[Date Prev][Date Next][Thread Prev][Thread Next][Date Index][Thread Index]

Re: [Condor-users] When condor_restart from central manager worker node doesn't join pool or not rapidly



On Thu, Apr 29, 2010 at 6:00 AM, michele pierri <pierm4ci@xxxxxxxx> wrote:
Hi,
When I type condor_restart from central manager I have this case:
1)Also after a lot of minutes typing condor_status -any I say only the DaemonMaster of worker node in the list,but not the job machine.
2)After about ten/twenty minutes condor_status return job and daemonmaster of worker node.

If I type from worker node condor_restart, it join the pool and condor_status show it after few second.

Thanks in advance.

What may be the problem?


Tricky. Here are a couple of thoughts:

Is hostname <-> IP resolution taking a long time for this machine? If it is, could be it's taking Condor a long time to verify remote admin commands aren't being spoofed before it accepts and acts on the request. That seems like a long shot, but it's not improbable.

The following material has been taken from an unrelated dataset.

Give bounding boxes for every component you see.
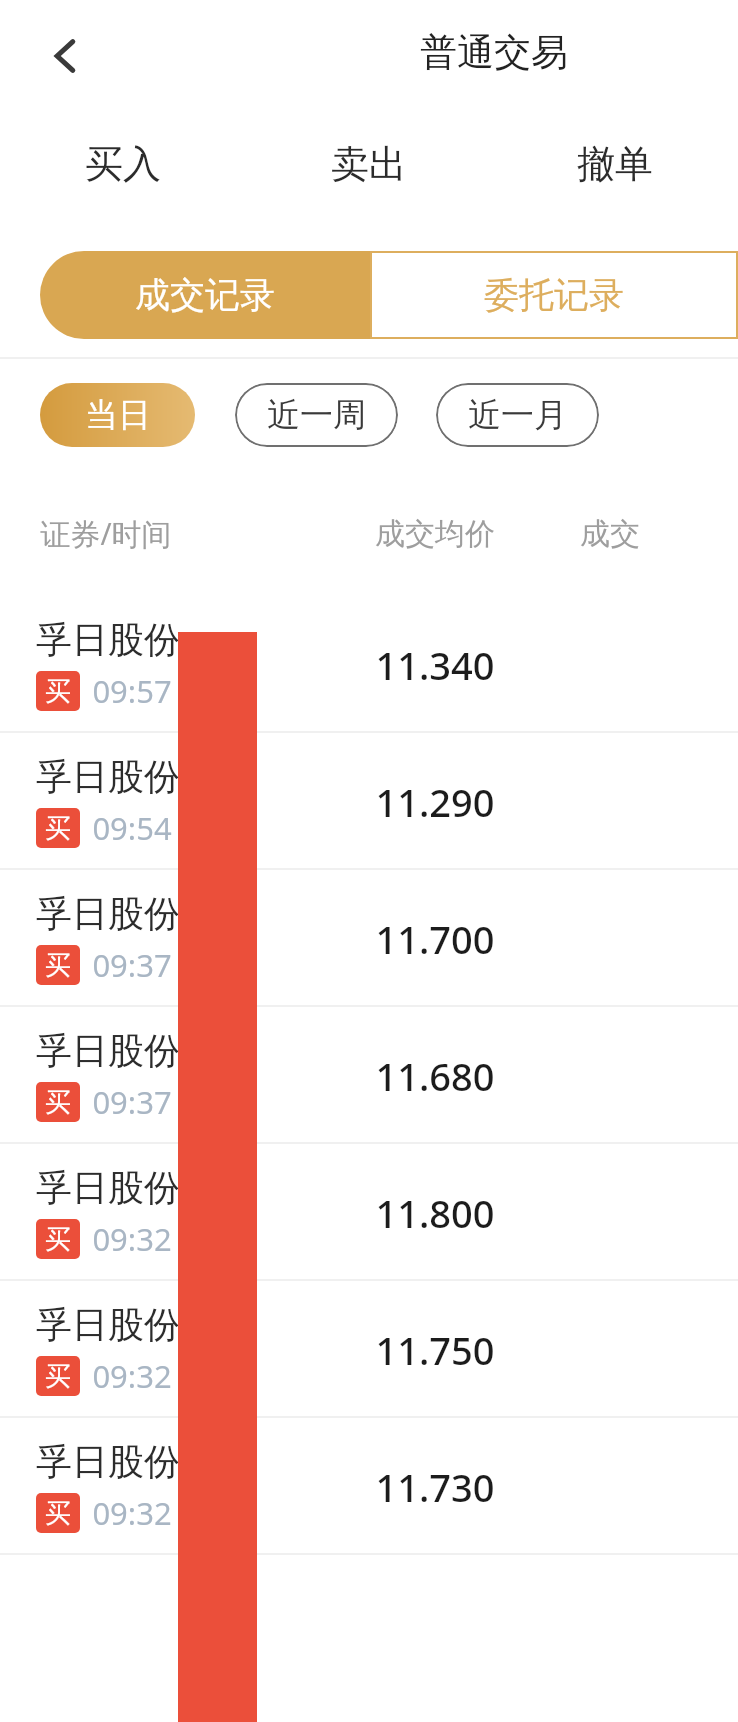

If you tail the MasterLog file on the remote machine, while issuing the condor_restart remotely, can you see _where_ Condor is hanging up? Compare and contrast the log file output and time stamps on the log messages when you run condor_restart locally. If you can: consider posting the MasterLog snippet for the reboot in both cases. It should show you where, in the restart chain, Condor is slowing down.

- Ian